Apo Conerpo, affiancata dalle cooperative socie Agrintesa, FruitModenaGroup e PATFrut, si è fatta promotrice della costituzione di una NewCo aperta a tutti i produttori di pere, anche esterni al Gruppo, nella quale concentrare la gestione e la commercializzazione di questo prodotto per valorizzarlo al meglio e aumentare la PLV di tutti gli agricoltori che coltivano questa importante specie frutticola”. La nuova società, chiamata Opera, raggruppa 18 soci con una capacità produttiva e commerciale superiore alle 200.000 tonnellate ottenute su una superficie di oltre 7.500 ettari.
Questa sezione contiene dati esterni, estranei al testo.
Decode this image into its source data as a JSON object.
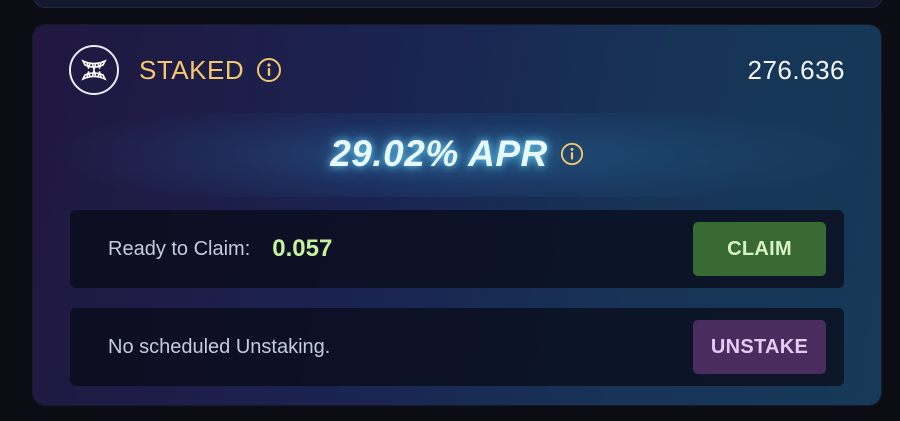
{
  "staking_card": {
    "title": "STAKED",
    "staked_amount": "276.636",
    "apr_text": "29.02% APR",
    "claim": {
      "label": "Ready to Claim:",
      "value": "0.057",
      "button_label": "CLAIM"
    },
    "unstake": {
      "status_text": "No scheduled Unstaking.",
      "button_label": "UNSTAKE"
    }
  },
  "icons": {
    "logo": "fangs-logo-icon",
    "info": "info-icon"
  },
  "colors": {
    "title": "#f2c76d",
    "claim_value": "#c7f29a",
    "claim_button": "#3a6a34",
    "unstake_button": "#4b2c5e",
    "apr_glow": "#78dcff"
  }
}
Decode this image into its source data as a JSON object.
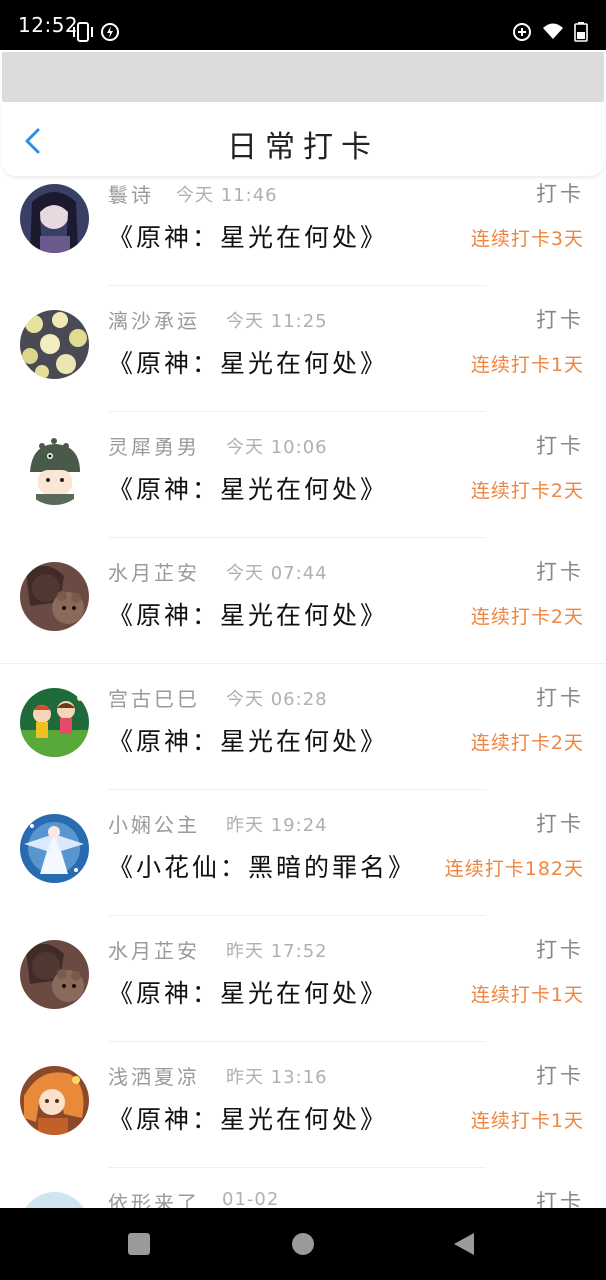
{
  "status_bar": {
    "time": "12:52",
    "icons_left": [
      "vibrate-icon",
      "data-saver-icon"
    ],
    "icons_right": [
      "add-circle-icon",
      "wifi-icon",
      "battery-icon"
    ]
  },
  "header": {
    "title": "日常打卡",
    "back_icon": "chevron-left-icon",
    "accent_color": "#2b8ee6"
  },
  "colors": {
    "streak": "#ef8540",
    "username": "#9a9a9a",
    "title": "#111111"
  },
  "checkins": [
    {
      "username": "鬟诗",
      "time": "今天 11:46",
      "title": "《原神：星光在何处》",
      "action": "打卡",
      "streak": "连续打卡3天",
      "avatar": "dark-hair-anime-girl"
    },
    {
      "username": "漓沙承运",
      "time": "今天 11:25",
      "title": "《原神：星光在何处》",
      "action": "打卡",
      "streak": "连续打卡1天",
      "avatar": "yellow-flower-pattern"
    },
    {
      "username": "灵犀勇男",
      "time": "今天 10:06",
      "title": "《原神：星光在何处》",
      "action": "打卡",
      "streak": "连续打卡2天",
      "avatar": "dinosaur-hat-cartoon"
    },
    {
      "username": "水月芷安",
      "time": "今天 07:44",
      "title": "《原神：星光在何处》",
      "action": "打卡",
      "streak": "连续打卡2天",
      "avatar": "girl-with-teddy-bear"
    },
    {
      "username": "宫古巳巳",
      "time": "今天 06:28",
      "title": "《原神：星光在何处》",
      "action": "打卡",
      "streak": "连续打卡2天",
      "avatar": "cartoon-kids-green"
    },
    {
      "username": "小娴公主",
      "time": "昨天 19:24",
      "title": "《小花仙：黑暗的罪名》",
      "action": "打卡",
      "streak": "连续打卡182天",
      "avatar": "white-fairy-blue-sky"
    },
    {
      "username": "水月芷安",
      "time": "昨天 17:52",
      "title": "《原神：星光在何处》",
      "action": "打卡",
      "streak": "连续打卡1天",
      "avatar": "girl-with-teddy-bear"
    },
    {
      "username": "浅洒夏凉",
      "time": "昨天 13:16",
      "title": "《原神：星光在何处》",
      "action": "打卡",
      "streak": "连续打卡1天",
      "avatar": "orange-hair-anime-girl"
    },
    {
      "username": "依形来了",
      "time": "01-02",
      "title": "",
      "action": "打卡",
      "streak": "",
      "avatar": "pale-blue-avatar"
    }
  ],
  "nav_bar": {
    "buttons": [
      "recents-square-icon",
      "home-circle-icon",
      "back-triangle-icon"
    ]
  }
}
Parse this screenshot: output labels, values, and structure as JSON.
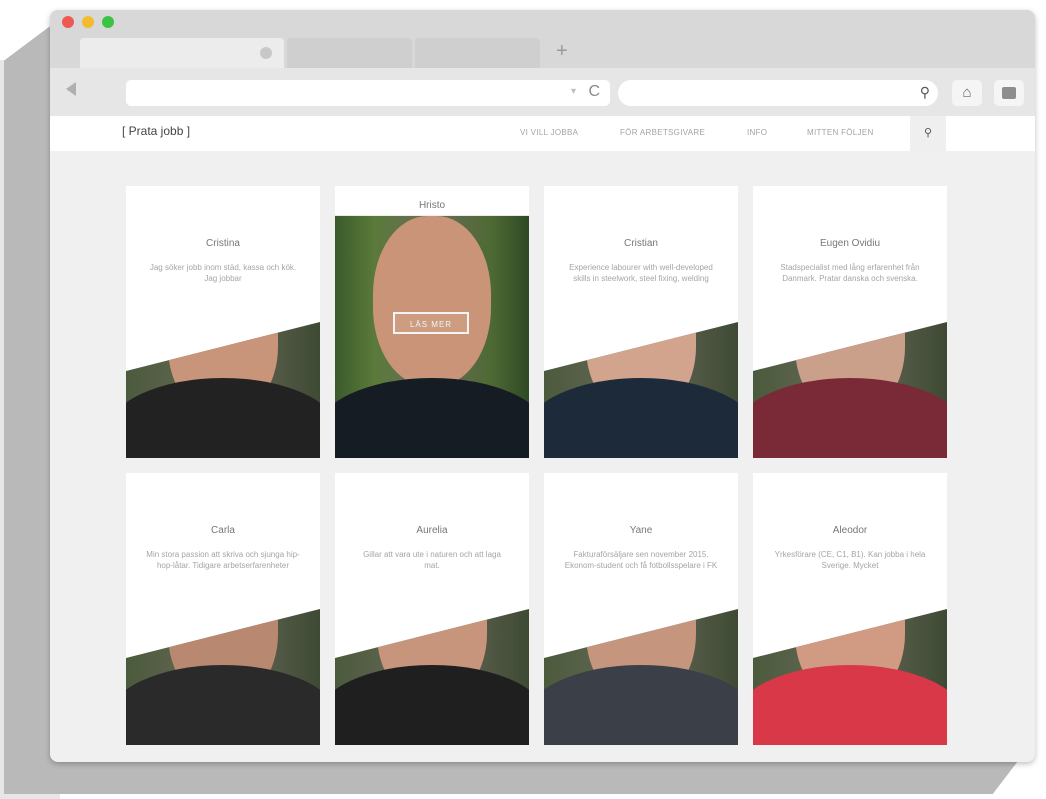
{
  "browser": {
    "new_tab_label": "+",
    "reload_glyph": "C",
    "url_dropdown_glyph": "▾",
    "search_glyph": "⚲",
    "home_glyph": "⌂"
  },
  "site": {
    "brand": "[ Prata jobb ]",
    "nav": [
      {
        "label": "VI VILL JOBBA"
      },
      {
        "label": "FÖR ARBETSGIVARE"
      },
      {
        "label": "INFO"
      },
      {
        "label": "MITTEN FÖLJEN"
      }
    ],
    "search_glyph": "⚲"
  },
  "cards": [
    {
      "name": "Cristina",
      "desc": "Jag söker jobb inom städ, kassa och kök. Jag jobbar",
      "hover": false,
      "skin": "#c8947a",
      "shirt": "#222222"
    },
    {
      "name": "Hristo",
      "desc": "",
      "hover": true,
      "skin": "#c99477",
      "shirt": "#151c24",
      "button": "LÄS MER"
    },
    {
      "name": "Cristian",
      "desc": "Experience labourer with well-developed skills in steelwork, steel fixing, welding",
      "hover": false,
      "skin": "#d2a48d",
      "shirt": "#1d2a3a"
    },
    {
      "name": "Eugen Ovidiu",
      "desc": "Stadspecialist med lång erfarenhet från Danmark. Pratar danska och svenska.",
      "hover": false,
      "skin": "#caa08b",
      "shirt": "#7a2a36"
    },
    {
      "name": "Carla",
      "desc": "Min stora passion att skriva och sjunga hip-hop-låtar. Tidigare arbetserfarenheter",
      "hover": false,
      "skin": "#b88870",
      "shirt": "#2a2a2a"
    },
    {
      "name": "Aurelia",
      "desc": "Gillar att vara ute i naturen och att laga mat.",
      "hover": false,
      "skin": "#c6957c",
      "shirt": "#1f1f1f"
    },
    {
      "name": "Yane",
      "desc": "Fakturaförsäljare sen november 2015. Ekonom-student och få fotbollsspelare i FK",
      "hover": false,
      "skin": "#c5957e",
      "shirt": "#3a3f48"
    },
    {
      "name": "Aleodor",
      "desc": "Yrkesförare (CE, C1, B1). Kan jobba i hela Sverige. Mycket",
      "hover": false,
      "skin": "#d09b82",
      "shirt": "#d93848"
    }
  ]
}
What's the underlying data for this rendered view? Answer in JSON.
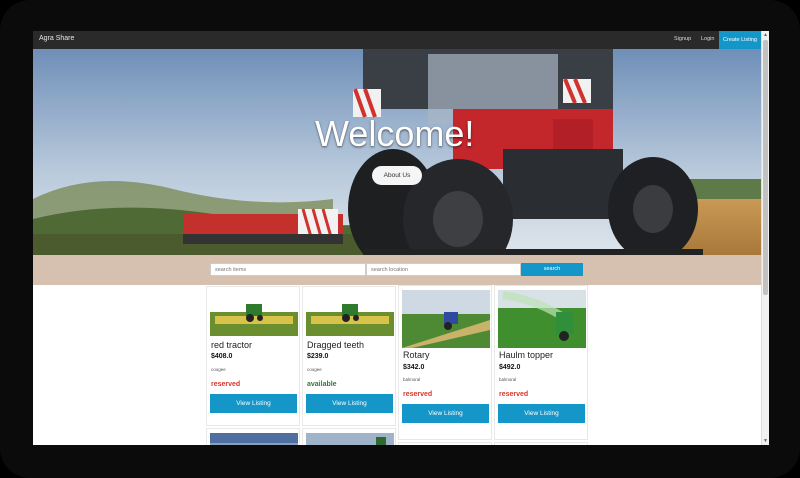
{
  "navbar": {
    "brand": "Agra Share",
    "links": [
      {
        "label": "Signup"
      },
      {
        "label": "Login"
      }
    ],
    "cta_label": "Create Listing"
  },
  "hero": {
    "title": "Welcome!",
    "about_label": "About Us"
  },
  "search": {
    "items_placeholder": "search items",
    "location_placeholder": "search location",
    "button_label": "search"
  },
  "listings": [
    {
      "title": "red tractor",
      "price": "$408.0",
      "location": "coogee",
      "status": "reserved",
      "button": "View Listing"
    },
    {
      "title": "Dragged teeth",
      "price": "$239.0",
      "location": "coogee",
      "status": "available",
      "button": "View Listing"
    },
    {
      "title": "Rotary",
      "price": "$342.0",
      "location": "balmoral",
      "status": "reserved",
      "button": "View Listing"
    },
    {
      "title": "Haulm topper",
      "price": "$492.0",
      "location": "balmoral",
      "status": "reserved",
      "button": "View Listing"
    }
  ],
  "colors": {
    "accent": "#1596c9",
    "navbar": "#2a2a2a",
    "band": "#d6c1b1",
    "reserved": "#d9342b",
    "available": "#2e7d32"
  }
}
“Nel prossimo triennio – concludono Vernocchi e Cera – l’attività di Apo Conerpo continuerà a concentrarsi in particolare in queste direzioni: il supporto alla ricerca e sperimentazione per migliorare le produzioni ed aumentare la difesa dalle fitopatie, l’innovazione di prodotto, la valorizzazione delle produzioni dei soci con azioni mirate di supporto alle vendite utilizzando la grande notorietà dei marchi del Gruppo anche per l’ortofrutta fresca, l’internazionalizzazione delle vendite cercando di rimuovere gli ostacoli che in alcuni paesi impediscono l’ingresso ai prodotti dei nostri soci, la concreta attuazione di aggregazioni e collaborazioni produttive e commerciali.